Presqu’un siècle après sa création, l’Histoire du soldat n’a pas pris une ride. Elle révèle la faiblesse humaine face à la tentation de la possession matérielle au détriment de la paix de l’âme. J’oserais même une extrapolation directement reliée aux faits qui font la une de nos journaux depuis des années. Partout on parle de la haine, des propos haineux, racistes, xénophobes, antisémites et homophobes. Partout on ressent une terrible violence dans les propos et les actes, depuis les gestes qui prennent des significations inquiétantes jusqu’aux propos, de moins en moins voilés en nuancés, anonymes ou signés, qui font froid dans le dos. N’est-ce pas là le symbole du mal-être de l’homme, de sa peur de l’autre,… de sa peur viscérale de l’existence de l’autre… et encore de la sienne propre ? N’est-ce pas la preuve que l’individu a perdu la paix qui devrait l’habiter ?
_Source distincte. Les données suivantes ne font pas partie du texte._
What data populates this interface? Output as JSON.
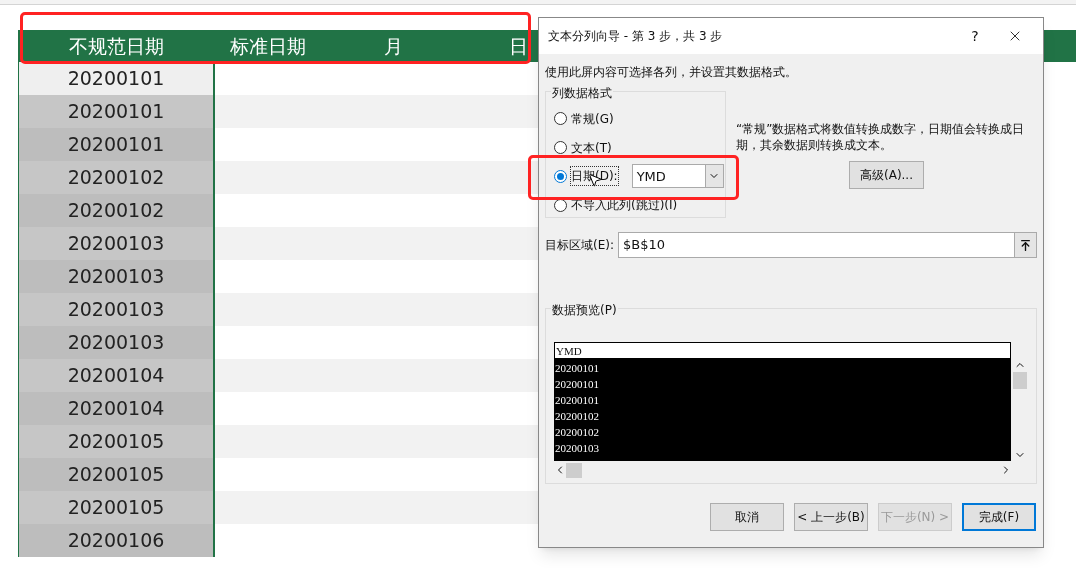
{
  "sheet": {
    "headers": [
      "不规范日期",
      "标准日期",
      "月",
      "日"
    ],
    "rows": [
      {
        "value": "20200101",
        "active": true
      },
      {
        "value": "20200101",
        "active": false
      },
      {
        "value": "20200101",
        "active": false
      },
      {
        "value": "20200102",
        "active": false
      },
      {
        "value": "20200102",
        "active": false
      },
      {
        "value": "20200103",
        "active": false
      },
      {
        "value": "20200103",
        "active": false
      },
      {
        "value": "20200103",
        "active": false
      },
      {
        "value": "20200103",
        "active": false
      },
      {
        "value": "20200104",
        "active": false
      },
      {
        "value": "20200104",
        "active": false
      },
      {
        "value": "20200105",
        "active": false
      },
      {
        "value": "20200105",
        "active": false
      },
      {
        "value": "20200105",
        "active": false
      },
      {
        "value": "20200106",
        "active": false
      }
    ]
  },
  "dialog": {
    "title": "文本分列向导 - 第 3 步，共 3 步",
    "help": "?",
    "instruction": "使用此屏内容可选择各列，并设置其数据格式。",
    "format_group": {
      "legend": "列数据格式",
      "options": [
        {
          "label": "常规(G)",
          "selected": false,
          "kind": "plain"
        },
        {
          "label": "文本(T)",
          "selected": false,
          "kind": "plain"
        },
        {
          "label": "日期(D):",
          "selected": true,
          "kind": "date",
          "format": "YMD"
        },
        {
          "label": "不导入此列(跳过)(I)",
          "selected": false,
          "kind": "plain"
        }
      ]
    },
    "note": "“常规”数据格式将数值转换成数字，日期值会转换成日期，其余数据则转换成文本。",
    "advanced_button": "高级(A)...",
    "destination": {
      "label": "目标区域(E):",
      "value": "$B$10"
    },
    "preview": {
      "legend": "数据预览(P)",
      "header": "YMD",
      "rows": [
        "20200101",
        "20200101",
        "20200101",
        "20200102",
        "20200102",
        "20200103"
      ]
    },
    "buttons": [
      {
        "label": "取消",
        "disabled": false,
        "default": false
      },
      {
        "label": "< 上一步(B)",
        "disabled": false,
        "default": false
      },
      {
        "label": "下一步(N) >",
        "disabled": true,
        "default": false
      },
      {
        "label": "完成(F)",
        "disabled": false,
        "default": true
      }
    ]
  }
}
L’argument de la pièce est d’inspiration faustienne mais reprend un vieux conte russe compilé par Alexandre Afanasiev : un Soldat pauvre vend son âme (représentée par le violon) au Diable contre un livre qui permet de prédire l’avenir. Après avoir montré au Diable comment se servir du violon, il revient dans son village. Hélas, au lieu des trois jours promis, le séjour passé avec le Diable a duré trois longues années. Personne au village ne reconnaît le Soldat : ni sa mère, ni sa fiancée, qui s’est mariée.

Le Soldat utilise alors son livre magique pour devenir fabuleusement riche. Incapable d’être heureux avec sa fortune, il joue aux cartes contre le Diable : son argent contre le violon. Le Diable gagne, mais enivré par ses gains il se laisse voler le violon. Le Soldat peut alors guérir et séduire la Princesse malade promise par son père le Roi à qui la guérirait. Malheureusement, cherchant toujours plus de bonheur, le Soldat et la Princesse quittent alors le royaume et désobéissent au Diable. Le Soldat est emporté en enfer.

L’œuvre se termine par le triomphe du démon dans une marche sarcastique. (Wikipédia)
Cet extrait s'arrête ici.